Health and Well-BeingPonder This

How to Change Your Life

Doing something spontaneous can change one’s life forever. And it was a spontaneous thought I acted on that saw me leave Australia behind to travel across the United States over thirty years ago.

On the day I left New Orleans, my heart light from enjoying the festivities of the Jazz Festival, I decided to take a photo of the Mississippi River before meeting friends for lunch. On the way up a flight of steps to the river bank, a young man stopped me and asked for twenty-seven cents. His breath reeked of beer, evoking an automatic response, “No, you’ll only spend it on beer.” It didn’t register that he’d asked for an odd amount. As crowds of Jazz Festival tourists brushed past us I tried to sidestep the young man and continue on my way.

He stepped in front of me, saying, “I just want to put the money in my back pocket…not spend it on beer.”

“I don’t believe you,” I said, and as I tried to move away, he again blocked my path.

“Please…let me tell you my story,” he said.

I heard the earnestness in his voice, but sunglasses prevented me from seeing it in his eyes. He was dark-haired, slight of build, and not much taller than me. As people continued to dodge around us, I momentarily wondered why he didn’t ask someone else for money.

He moved his hands towards me as if to hold me there by some invisible force, and again asked me to listen to his story. “I just got out of jail yesterday,” he said. “I was in for three months. My friends bought me beer to celebrate…but, I couldn’t even get drunk…

“My mother threw me out onto the streets when I was fourteen because I didn’t get on with her boyfriend, and that’s where I grew up. I went to jail because I got into a fight defending a friend, but I was hoping to die so I could end the misery in my life. Now I’m back on the streets again… Tomorrow I have this opportunity of going for a job interview as a carpenter…and I want to go… I want to change my life for the better, but I don’t really know how.”
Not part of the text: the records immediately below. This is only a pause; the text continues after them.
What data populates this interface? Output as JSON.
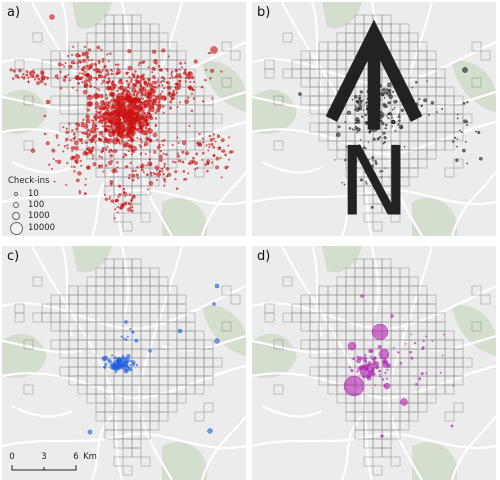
{
  "panels": [
    {
      "id": "a",
      "label": "a)",
      "color": "#cc1111"
    },
    {
      "id": "b",
      "label": "b)",
      "color": "#1a1a1a"
    },
    {
      "id": "c",
      "label": "c)",
      "color": "#1f5fe0"
    },
    {
      "id": "d",
      "label": "d)",
      "color": "#b01fb0"
    }
  ],
  "legend": {
    "title": "Check-ins",
    "items": [
      {
        "label": "10"
      },
      {
        "label": "100"
      },
      {
        "label": "1000"
      },
      {
        "label": "10000"
      }
    ]
  },
  "north_arrow": {
    "label": "N"
  },
  "scale": {
    "ticks": [
      "0",
      "3",
      "6"
    ],
    "unit": "Km"
  },
  "colors": {
    "background": "#ececec",
    "road": "#ffffff",
    "park": "#c9d9c3",
    "grid_stroke": "#8a8a8a"
  }
}
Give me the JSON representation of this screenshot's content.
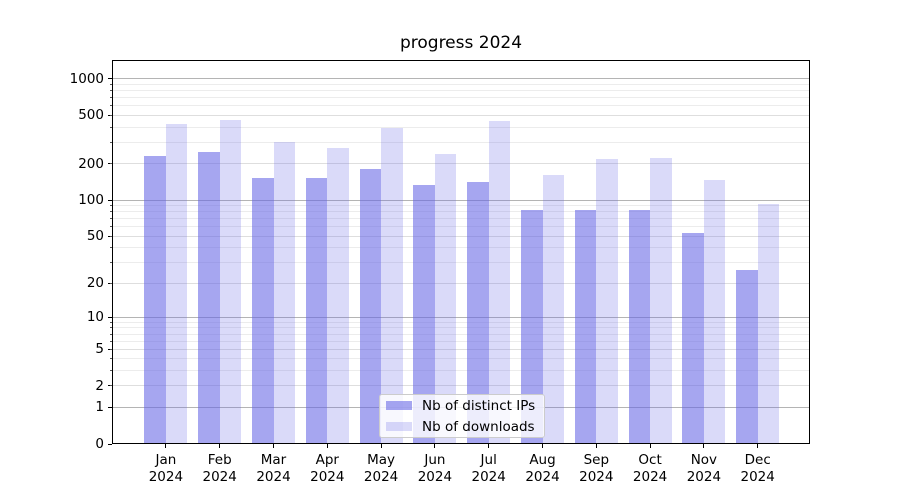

As my mind tried to put jumbled images to his story, I remembered the agonising despair of losing my own mother at thirteen because the new man in her life didn’t want her children in his. I was fourteen when I read in the Bible that “pain begets wisdom” and decided then that I wanted to become wise. Looking back on our meeting, it was as if the young man’s pain brought some of that hard-won wisdom to the surface, enabling me to speak these words:

“Love yourself… I know you’ve grown up believing that your mother didn’t love you, but it is okay for you to now love yourself. If you can do that, you will learn how to change your life for the better.”

The young man removed his sunglasses. Through his tear-misted eyes I saw questions. “How do I learn to love myself?” he asked.

“Some people think it’s vain to love yourself, but I’m not talking about loving what you look like on the outside; I’m talking about the beauty that’s within.”

I told him how I had started my own journey to love myself by treating myself as my own best friend. After reading that we all need to learn to accept ourselves in the present moment with all our flaws and faults, I had written a long list of everything that was ‘wrong’ with me. And then I learned that I also had within me the corresponding positive traits of all the flaws I thought I had.

For example, if I think weakness is a fault, there are hidden strengths within me I can develop, and so on. In this way I was able to stop focusing on what was ‘wrong’ with me and instead focus on developing their opposite positive trait. For me it was like going on a treasure hunt to find the good things inside me I never knew were there.

After I had shared this, the young man looked at me without saying a word for a few moments. And then suddenly there was so much to talk about. Finally he said, “Will you pray that I’ll wake up in time for my interview tomorrow morning?”

I told him I would, and offered him more money than he had asked for.

“I just want twenty-seven cents,” he said.

I hesitated for a moment, fumbled in my purse…and then placed twenty-seven cents into his hand. He thanked me and said, “I just want to put it in my back pocket…for luck. I’m twenty-seven years old.”

Spontaneously I hugged him before going on my way. Late that afternoon as I headed into Biloxi, the sight of a huge hazy orange sun sinking into the sea stirred the still raw emotions of our meeting. As I prayed for him, tears ran down my cheeks and the sun blurred through the windscreen. I thought about the difficulty of my own ongoing struggle to learn to love myself enough to make life affirming choices, and knew then why that young man had asked me for twenty-seven cents.

And now, after over thirty years of rebuilding myself from the inside out, I know in my heart that if we could all learn to love ourselves, the bitterness and anger and violence in relationships, and the wars we wage against other countries, against other races, and against people of different religions would end.

By loving ourselves we receive the gift of inner peace; a gift we can share with others.